I have held off installing iTunes 4.8 because it has a change to its DRM (Digital Rights Management) schema. Acording to what I've read, itunes 4.8 won't allow you to burn your purchased music to audio format (AIFF) anymore on CDs. This removed feature allowed us to strip the ACC DRM out of our purchased music. Before I install iTunes 4.8, I'd burn my purchased music list first.


----------



## ElDiabloConCaca (May 15, 2005)

Huh?  You can burn protected AAC files to an audio CD just fine in iTunes 4.8, just as you could with previous versions.  I've burned several protected-AAC-only CDs as well as a few with mixed protected and non-protected files.

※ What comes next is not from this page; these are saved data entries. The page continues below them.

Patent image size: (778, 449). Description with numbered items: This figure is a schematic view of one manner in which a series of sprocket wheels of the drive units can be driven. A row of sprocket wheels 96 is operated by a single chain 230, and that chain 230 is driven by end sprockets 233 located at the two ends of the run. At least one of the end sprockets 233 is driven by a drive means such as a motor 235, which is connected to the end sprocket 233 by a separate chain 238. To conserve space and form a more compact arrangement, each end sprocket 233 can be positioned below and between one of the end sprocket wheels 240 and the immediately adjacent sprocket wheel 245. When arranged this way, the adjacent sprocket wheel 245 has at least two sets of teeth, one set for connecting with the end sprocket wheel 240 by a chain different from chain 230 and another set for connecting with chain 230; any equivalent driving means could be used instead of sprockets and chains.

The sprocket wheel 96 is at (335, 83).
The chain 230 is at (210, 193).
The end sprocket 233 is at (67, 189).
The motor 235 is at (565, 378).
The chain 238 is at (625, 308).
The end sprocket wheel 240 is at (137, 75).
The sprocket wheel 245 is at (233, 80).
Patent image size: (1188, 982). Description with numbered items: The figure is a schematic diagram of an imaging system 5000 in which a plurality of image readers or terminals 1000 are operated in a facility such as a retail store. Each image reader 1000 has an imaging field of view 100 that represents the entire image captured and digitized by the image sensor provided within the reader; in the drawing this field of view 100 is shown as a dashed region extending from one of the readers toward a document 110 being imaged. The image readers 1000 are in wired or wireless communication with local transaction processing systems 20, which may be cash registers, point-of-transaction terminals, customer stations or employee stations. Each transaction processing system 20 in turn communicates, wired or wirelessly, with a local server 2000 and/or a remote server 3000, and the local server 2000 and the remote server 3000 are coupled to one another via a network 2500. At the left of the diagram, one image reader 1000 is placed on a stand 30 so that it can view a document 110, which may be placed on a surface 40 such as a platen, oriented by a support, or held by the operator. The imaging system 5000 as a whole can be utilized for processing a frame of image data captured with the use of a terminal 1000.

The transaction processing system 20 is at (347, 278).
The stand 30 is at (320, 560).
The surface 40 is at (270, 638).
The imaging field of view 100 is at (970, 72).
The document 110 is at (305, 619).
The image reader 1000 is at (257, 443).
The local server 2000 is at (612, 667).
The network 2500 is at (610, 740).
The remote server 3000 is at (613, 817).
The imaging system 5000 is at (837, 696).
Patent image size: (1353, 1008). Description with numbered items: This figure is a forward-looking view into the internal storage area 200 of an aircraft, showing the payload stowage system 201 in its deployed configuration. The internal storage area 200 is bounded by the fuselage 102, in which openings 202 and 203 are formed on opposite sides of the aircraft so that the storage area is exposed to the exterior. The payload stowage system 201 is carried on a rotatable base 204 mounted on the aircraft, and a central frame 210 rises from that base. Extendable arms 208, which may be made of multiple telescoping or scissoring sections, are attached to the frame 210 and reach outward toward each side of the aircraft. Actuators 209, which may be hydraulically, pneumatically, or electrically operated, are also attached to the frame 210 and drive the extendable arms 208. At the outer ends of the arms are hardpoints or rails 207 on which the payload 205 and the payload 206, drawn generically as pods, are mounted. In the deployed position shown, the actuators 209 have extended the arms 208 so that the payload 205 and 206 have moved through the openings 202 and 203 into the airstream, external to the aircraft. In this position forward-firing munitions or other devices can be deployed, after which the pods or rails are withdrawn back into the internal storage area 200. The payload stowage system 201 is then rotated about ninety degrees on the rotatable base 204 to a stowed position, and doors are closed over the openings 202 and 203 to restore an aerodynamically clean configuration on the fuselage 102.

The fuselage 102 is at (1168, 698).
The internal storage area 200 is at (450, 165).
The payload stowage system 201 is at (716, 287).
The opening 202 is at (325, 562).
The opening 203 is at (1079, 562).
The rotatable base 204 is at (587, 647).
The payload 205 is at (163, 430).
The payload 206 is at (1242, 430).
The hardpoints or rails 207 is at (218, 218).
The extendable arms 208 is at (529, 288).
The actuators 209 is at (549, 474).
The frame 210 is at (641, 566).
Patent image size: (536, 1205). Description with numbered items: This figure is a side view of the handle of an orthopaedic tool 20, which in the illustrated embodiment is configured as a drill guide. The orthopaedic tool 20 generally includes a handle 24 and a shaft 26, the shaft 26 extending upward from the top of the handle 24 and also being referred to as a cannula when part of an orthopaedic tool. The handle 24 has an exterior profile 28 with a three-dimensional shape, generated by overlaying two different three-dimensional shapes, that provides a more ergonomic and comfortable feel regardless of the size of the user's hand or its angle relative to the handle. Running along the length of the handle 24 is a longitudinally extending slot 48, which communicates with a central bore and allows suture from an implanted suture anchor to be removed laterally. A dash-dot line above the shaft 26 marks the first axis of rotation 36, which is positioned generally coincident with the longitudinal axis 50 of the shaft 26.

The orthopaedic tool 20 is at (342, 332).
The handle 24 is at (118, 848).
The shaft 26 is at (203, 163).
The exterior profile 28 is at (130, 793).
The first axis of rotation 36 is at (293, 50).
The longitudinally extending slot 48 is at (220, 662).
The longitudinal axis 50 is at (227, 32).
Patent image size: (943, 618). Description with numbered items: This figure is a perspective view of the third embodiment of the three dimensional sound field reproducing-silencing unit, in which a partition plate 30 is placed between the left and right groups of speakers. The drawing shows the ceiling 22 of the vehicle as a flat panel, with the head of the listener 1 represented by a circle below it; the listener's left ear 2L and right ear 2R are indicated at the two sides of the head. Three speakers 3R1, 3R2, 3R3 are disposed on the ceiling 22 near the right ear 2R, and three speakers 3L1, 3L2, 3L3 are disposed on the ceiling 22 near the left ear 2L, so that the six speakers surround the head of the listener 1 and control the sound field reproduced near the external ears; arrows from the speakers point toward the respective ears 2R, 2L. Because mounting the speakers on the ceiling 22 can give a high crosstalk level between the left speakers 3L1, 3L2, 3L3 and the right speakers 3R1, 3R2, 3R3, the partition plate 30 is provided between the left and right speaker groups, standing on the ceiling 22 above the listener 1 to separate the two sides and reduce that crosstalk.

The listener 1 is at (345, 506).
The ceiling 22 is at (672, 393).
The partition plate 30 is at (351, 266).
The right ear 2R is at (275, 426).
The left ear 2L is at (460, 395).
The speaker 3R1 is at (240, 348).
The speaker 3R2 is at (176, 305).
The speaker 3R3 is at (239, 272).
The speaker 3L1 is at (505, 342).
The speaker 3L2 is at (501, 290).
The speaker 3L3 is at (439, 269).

All came out just fine.  I don't know where you read that, but it's grossly incorrect.


----------



## ljocampo (May 15, 2005)

> All came out just fine. I don't know where you read that, but it's grossly incorrect.



Incorrect probably, grossly I'm not too sure!

I know I've read it somewhere, but I couldn't find the link to show you. It is possible I mixed things up! Because Roxio has taken this feature out of their recent Toast update because of DRM policies at the ITM. It may be scuttlebutt on what features Apple will be taking away from your use of ITM purchases in the future. In anycase, beware. If you can burn them to AIFF do it soon or it may be too late.


----------



## ElDiabloConCaca (May 15, 2005)

Yes, Roxio's new Toast update to 6.1 removes the ability to convert/export/burn protected AAC files from Apple's iTunes Music Store -- this is simply because Apple wants to be in control over the burning process, and having Toast be able to burn protected AAC files doesn't allow Apple to enforce the "10 copies of a playlist only" rule.  You get a nice, "You can only burn these songs with iTunes" message now.

It does not mean that iTunes is moving toward this kind of behavior at all.  It just means that Apple wants to be able to count how many times a playlist is burned, and if Toast can burn protected AAC files, then they can't enforce the "10 copies only" rule.


----------



## ljocampo (May 15, 2005)

EID, you are right on the money! Your analysis makes sense. My original post did confuse the Roxio issue with the iTunes 4.8 issue. The mix up caused me to make the wrong assumption, as you pointed out, about waiting before updating to iTunes 4.8.  I was concerned about having time to convert my purchased library. I should have tried out the feature first before making that comment.

Thank's for your real-life experience using this feature in iTunes 4.8. It saves me from guessing what should be done to protect my iTunes music.


----------